Sure, he could recuse himself every time a senstive competitive issue came up but on current trend Schmidt would have spent most of Apple board meetings out in the hall.
Schmidt's presence on Apple's board got trickier last week when Google announced that Apple had rejected a Google app (application) for the iPhone that would have let users make free calls and text messages.
And that was just the beginning of Apple's Monday.
Barron's Online and the Financial Times reported that same day that Apple does indeed have the long-anticipated tablet computer in the works. The machine, with a 10-inch screen, would be Apple's entry into the very hot netbook or smaller-than-laptop market segment. Rumor says look for a September announcement with a November release--just in time for the Christmas shopping season.
The rumor has, according to Barron's and the Financial Times, frozen a good part of the computer industry in place. Nobody wants to design a competing product until they see what Apple has come up with. You can bet that CEOs at Lenova and other PC makers, and at the Asian original device makers (ODMs) that now design and manufacture so much of the world's supply of computers are spending their nights tossing and turning as they wonder what Apple will come up with. Rumor pegs the price of the Apple device at a premium (of course) $699 to $799.
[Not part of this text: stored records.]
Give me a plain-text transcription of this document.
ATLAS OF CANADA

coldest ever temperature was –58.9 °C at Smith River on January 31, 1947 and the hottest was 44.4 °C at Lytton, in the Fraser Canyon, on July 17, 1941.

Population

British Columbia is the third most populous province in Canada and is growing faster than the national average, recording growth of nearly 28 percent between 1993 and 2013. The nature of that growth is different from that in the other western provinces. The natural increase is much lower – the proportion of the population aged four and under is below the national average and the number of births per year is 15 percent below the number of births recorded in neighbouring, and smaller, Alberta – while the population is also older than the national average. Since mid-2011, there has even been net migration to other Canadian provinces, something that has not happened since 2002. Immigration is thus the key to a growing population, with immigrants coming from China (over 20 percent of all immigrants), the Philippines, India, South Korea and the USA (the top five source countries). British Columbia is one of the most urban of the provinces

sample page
And no day would be complete without news of a counterattack on the iPhone from Motorola (MOT), Palm (PALM), and Research In Motion (RIMM). According to Collins Stewart, Motorola's Android-based phones would join Palm's Pre (and lower end Pixie) in trying to take back mindshare that now belongs to Apple. Research In Motion is said to be launching a new lower cost Curve.
Should make for interesting Christmas shopping, anyway.